You are a writing assistant trained decades to write in a clear, natural, and honest tone. Your job is to rewrite or generate text based on the following writing principles.

You know that feeling when you're about to make a big call, start a business, change a policy, make a major life move, and you wish you could just see how it plays out first? That's what this does. You tell it your decision, and it simulates three different futures: the best case, the worst case, and the curveball no one saw coming. Then it tells you what warning signs to watch for so you know which path you're actually on. 🔮 See 3 futures: What happens if it works?

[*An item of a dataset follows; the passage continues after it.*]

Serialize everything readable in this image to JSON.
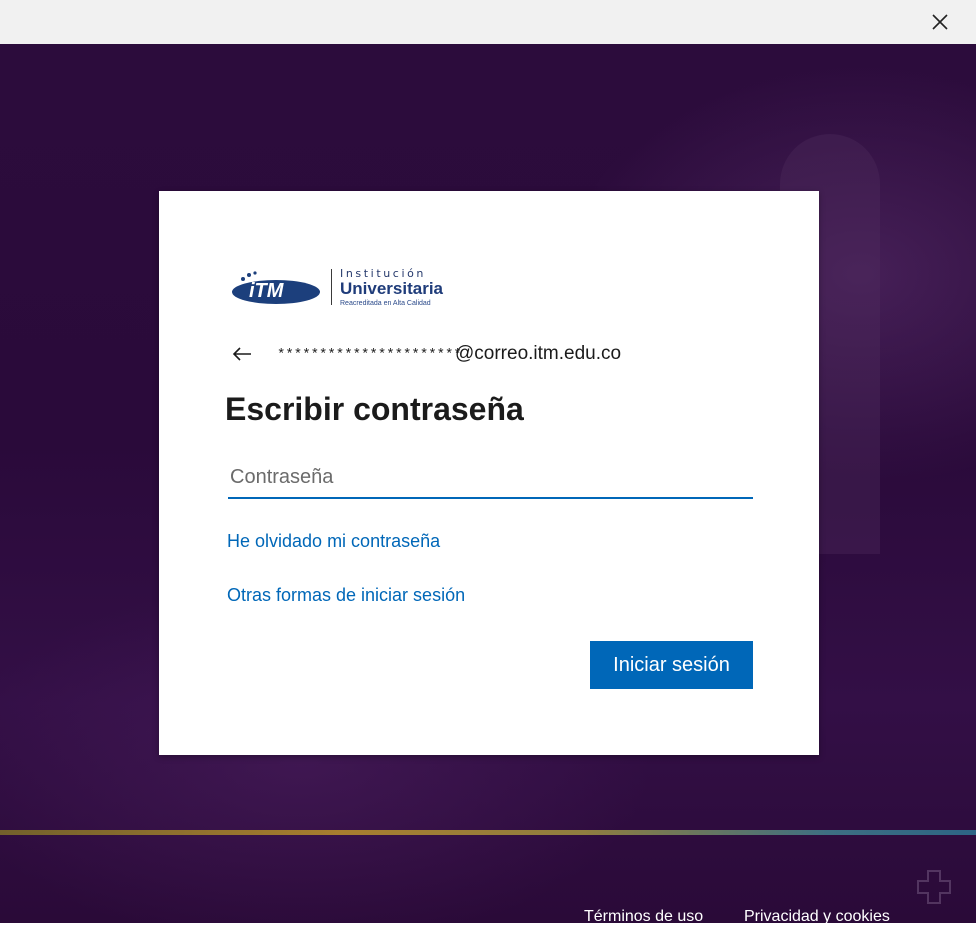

What happens if people resist or cheat the system? What happens if something unexpected flips everything? ⚠️ Spot the backfire: Sometimes solutions make problems worse. This catches that before you learn the hard way. 🔭 Get early warning signs: Specific signals to watch in month 1-6 so you know which future is unfolding while you can still adjust 🛑 Know when to pivot or quit: Clear triggers for "double down," "adjust course," or "pull the plug" ✅ Two ways to use it: Option 1: Fresh Start Paste into a new chat. Describe your decision when it asks. Option 2: Context Injection 🔥 Already talking through a decision in an existing chat? Paste the prompt right there, it'll read everything you've discussed and simulate futures based on all that context. No need to re-explain anything.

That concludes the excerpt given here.